"One of the United States' top judges said in an interview broadcast in Britain on Tuesday that interrogators can inflict pain to obtain critical information about an imminent terrorist threat."
Yes, the above is a MAJOR story today (featured on AOL), even though what Scalia said is perfectly obvious. If there is an IMMINENT terrorist attack in process, you have to do what is necessary to stop it. All Scalia was saying is what Bill Clinton had said before him: you can't worry about "torture" when the fate of thousands of people is at stake.
Remember "Dirty Harry"? The Clint Eastwood character was faced with a bad guy who had buried a girl undergrond WITH A LIMITED AMOUNT OF AIR. Harry shot the guy in the arm or leg. He then STEPPED ON the injured member ("tortured" the guy) until he told where the girl was buried. I never had a problem with that.
Think of how much WORSE it owould be for there to be a "ticking" nuclear device hidden in New York City scheduled to be detonated in an hour. In that extreme circumstance, I would do what I had to do (if I were in a position to get information to stop it). That is what is so insane about this Democratic attempt to PERSECUTE/PROSECUTE people who conducted waterboarding after 9/11 (a technique which produces no real pain and no permanent danger). For people trying to protect this country, THIS IS NOT A GAME.

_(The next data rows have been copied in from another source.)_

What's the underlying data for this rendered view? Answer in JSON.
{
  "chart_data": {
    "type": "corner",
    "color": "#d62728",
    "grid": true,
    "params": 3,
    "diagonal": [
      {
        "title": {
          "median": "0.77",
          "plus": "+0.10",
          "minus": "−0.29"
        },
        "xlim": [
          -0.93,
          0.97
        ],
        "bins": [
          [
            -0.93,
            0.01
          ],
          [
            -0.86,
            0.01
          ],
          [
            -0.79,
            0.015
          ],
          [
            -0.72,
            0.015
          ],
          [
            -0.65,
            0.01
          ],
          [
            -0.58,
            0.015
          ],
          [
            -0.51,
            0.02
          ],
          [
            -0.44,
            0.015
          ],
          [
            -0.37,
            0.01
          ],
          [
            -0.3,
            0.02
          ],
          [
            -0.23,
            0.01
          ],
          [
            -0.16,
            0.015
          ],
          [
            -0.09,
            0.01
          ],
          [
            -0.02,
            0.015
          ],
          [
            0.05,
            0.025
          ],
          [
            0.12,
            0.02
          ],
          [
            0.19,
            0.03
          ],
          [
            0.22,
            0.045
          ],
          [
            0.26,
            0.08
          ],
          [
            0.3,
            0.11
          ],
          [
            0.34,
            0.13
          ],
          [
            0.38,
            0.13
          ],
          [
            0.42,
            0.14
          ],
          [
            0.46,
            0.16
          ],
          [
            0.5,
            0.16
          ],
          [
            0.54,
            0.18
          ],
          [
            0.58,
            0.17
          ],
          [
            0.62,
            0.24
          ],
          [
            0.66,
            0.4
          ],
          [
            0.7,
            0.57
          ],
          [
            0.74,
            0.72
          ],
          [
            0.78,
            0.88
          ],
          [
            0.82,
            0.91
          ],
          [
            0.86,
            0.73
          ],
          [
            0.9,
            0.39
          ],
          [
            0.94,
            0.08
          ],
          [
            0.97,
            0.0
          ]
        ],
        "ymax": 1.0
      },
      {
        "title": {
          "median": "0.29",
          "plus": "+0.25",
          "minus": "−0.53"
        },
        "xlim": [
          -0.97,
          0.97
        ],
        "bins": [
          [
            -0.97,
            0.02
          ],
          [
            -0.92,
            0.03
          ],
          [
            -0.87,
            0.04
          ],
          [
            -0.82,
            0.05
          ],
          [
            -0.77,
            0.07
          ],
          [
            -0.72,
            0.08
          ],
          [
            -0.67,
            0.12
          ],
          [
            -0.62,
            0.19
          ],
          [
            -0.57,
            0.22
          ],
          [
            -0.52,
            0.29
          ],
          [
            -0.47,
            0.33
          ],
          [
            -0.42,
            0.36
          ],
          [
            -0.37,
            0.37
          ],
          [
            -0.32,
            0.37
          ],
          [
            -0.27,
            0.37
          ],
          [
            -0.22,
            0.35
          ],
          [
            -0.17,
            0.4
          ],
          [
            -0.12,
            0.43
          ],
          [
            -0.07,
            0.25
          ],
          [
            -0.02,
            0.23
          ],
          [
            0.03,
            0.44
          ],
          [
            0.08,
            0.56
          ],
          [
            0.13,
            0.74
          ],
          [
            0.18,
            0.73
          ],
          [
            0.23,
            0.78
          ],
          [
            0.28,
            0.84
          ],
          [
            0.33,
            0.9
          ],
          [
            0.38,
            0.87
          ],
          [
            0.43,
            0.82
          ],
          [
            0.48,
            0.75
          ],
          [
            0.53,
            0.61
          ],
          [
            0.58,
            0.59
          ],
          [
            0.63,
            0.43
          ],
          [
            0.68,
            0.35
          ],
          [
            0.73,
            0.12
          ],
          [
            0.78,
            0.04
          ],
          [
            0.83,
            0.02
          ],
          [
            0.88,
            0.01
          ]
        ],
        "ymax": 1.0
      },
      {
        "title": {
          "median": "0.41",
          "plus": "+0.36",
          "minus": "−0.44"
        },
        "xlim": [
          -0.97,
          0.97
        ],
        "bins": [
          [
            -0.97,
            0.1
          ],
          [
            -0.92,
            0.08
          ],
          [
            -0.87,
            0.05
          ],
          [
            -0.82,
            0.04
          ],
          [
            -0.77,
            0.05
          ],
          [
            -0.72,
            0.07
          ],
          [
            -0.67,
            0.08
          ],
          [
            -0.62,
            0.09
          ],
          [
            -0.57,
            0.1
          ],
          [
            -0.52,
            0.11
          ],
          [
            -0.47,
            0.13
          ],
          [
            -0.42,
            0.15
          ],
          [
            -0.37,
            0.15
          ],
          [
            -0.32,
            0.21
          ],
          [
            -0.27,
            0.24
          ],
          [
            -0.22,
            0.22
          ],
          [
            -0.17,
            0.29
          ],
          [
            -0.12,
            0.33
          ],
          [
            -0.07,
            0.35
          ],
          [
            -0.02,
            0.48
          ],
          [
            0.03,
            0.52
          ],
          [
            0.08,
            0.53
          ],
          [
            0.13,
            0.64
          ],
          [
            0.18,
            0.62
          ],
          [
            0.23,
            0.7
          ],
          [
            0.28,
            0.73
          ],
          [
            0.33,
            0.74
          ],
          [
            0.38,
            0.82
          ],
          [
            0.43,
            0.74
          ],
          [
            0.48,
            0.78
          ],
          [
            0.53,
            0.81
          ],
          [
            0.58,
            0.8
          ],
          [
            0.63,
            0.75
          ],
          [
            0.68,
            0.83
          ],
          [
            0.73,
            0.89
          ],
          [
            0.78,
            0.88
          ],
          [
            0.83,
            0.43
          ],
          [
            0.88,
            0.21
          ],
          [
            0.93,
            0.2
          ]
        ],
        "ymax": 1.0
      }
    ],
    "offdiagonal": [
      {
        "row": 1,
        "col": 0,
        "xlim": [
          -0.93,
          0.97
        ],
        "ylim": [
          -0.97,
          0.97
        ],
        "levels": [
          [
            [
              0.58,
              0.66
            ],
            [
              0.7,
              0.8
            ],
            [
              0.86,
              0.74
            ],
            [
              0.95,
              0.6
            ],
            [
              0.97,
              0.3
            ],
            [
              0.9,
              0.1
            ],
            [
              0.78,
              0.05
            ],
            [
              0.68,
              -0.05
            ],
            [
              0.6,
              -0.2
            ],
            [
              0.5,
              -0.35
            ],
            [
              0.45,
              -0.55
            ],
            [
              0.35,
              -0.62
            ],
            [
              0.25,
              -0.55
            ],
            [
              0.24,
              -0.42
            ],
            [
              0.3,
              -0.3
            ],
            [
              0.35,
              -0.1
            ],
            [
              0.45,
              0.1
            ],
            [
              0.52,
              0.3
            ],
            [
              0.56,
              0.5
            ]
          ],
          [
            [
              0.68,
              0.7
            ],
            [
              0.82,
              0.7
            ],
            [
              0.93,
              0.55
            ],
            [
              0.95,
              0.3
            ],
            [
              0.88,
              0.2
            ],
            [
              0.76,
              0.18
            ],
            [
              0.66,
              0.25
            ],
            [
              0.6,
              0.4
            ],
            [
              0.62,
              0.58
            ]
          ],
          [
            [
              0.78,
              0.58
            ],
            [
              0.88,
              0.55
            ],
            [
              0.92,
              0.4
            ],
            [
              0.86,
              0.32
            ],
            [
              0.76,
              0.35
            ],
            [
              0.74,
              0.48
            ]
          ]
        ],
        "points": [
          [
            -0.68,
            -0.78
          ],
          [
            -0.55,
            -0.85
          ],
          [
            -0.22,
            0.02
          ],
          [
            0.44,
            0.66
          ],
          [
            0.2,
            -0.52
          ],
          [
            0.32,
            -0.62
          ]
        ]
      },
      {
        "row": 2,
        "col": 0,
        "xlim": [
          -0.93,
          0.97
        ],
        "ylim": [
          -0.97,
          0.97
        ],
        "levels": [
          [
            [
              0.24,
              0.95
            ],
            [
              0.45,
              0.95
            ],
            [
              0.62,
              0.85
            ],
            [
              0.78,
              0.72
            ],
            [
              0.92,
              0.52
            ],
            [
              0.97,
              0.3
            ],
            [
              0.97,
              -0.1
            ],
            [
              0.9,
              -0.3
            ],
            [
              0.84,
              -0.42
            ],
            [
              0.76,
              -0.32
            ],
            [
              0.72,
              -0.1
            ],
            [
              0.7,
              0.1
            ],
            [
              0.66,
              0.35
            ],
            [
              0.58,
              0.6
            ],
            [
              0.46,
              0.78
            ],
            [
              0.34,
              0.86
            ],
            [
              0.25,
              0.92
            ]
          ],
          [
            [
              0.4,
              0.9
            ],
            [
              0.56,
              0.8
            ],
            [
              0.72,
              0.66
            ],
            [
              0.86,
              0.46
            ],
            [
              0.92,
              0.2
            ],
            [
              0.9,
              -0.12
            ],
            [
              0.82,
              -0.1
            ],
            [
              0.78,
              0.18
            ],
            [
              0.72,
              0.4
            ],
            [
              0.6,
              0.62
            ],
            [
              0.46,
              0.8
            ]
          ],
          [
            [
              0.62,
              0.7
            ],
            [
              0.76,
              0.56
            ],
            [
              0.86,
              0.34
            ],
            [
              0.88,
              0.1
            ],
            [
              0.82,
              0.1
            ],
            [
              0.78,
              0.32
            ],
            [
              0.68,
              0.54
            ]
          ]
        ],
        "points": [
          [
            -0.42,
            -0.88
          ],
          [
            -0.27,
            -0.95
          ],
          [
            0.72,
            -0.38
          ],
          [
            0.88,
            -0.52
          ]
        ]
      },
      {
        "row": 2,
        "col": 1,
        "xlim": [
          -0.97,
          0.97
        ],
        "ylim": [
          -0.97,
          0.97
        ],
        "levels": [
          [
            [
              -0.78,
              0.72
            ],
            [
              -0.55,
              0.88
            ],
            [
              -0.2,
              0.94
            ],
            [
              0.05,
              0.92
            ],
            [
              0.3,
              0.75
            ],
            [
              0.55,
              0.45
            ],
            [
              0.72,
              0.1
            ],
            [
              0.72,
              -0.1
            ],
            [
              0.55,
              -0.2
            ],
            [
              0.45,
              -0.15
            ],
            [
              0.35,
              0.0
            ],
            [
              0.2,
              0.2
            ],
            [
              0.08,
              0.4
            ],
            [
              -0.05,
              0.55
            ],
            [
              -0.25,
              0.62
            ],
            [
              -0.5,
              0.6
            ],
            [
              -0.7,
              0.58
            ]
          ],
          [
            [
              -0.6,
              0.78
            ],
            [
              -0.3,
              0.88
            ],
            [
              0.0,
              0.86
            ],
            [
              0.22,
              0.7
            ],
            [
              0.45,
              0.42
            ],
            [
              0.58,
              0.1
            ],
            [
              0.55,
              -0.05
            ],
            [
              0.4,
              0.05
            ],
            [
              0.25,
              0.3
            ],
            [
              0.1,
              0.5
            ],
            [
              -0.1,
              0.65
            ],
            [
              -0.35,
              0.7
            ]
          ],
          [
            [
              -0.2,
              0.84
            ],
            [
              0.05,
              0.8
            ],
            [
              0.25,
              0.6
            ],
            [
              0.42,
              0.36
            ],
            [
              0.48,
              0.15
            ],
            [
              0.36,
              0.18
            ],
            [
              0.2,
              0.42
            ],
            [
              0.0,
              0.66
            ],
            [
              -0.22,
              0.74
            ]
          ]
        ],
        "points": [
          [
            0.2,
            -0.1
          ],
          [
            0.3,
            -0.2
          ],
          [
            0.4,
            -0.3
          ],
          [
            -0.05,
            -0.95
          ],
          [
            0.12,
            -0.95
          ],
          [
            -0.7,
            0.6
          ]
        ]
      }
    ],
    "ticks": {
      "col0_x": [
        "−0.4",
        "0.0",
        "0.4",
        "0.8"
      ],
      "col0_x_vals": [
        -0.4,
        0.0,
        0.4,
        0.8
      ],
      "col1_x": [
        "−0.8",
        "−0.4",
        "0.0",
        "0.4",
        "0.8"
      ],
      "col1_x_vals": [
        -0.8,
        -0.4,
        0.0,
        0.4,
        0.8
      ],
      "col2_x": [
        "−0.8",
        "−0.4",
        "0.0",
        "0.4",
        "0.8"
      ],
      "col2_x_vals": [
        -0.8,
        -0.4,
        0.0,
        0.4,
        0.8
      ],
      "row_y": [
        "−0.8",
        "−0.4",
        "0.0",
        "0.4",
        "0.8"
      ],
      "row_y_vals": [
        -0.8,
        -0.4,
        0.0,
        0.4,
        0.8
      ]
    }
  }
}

What I think is a mistake is to issue "guidelines" or formal opinions as to when "torture" can be used (or, say, waterboarding, which I don't quite regard as torture, since the point of waterboarding is not to inflict pain). There is an old saying: "Hard cases make bad law". You smply don't want to make a gneral "policy" endorsing "torture". It is a bad precedent to set. However, in extreme circustances there is just no way to argue with Justice Scalia. You do what you have to do to save lives.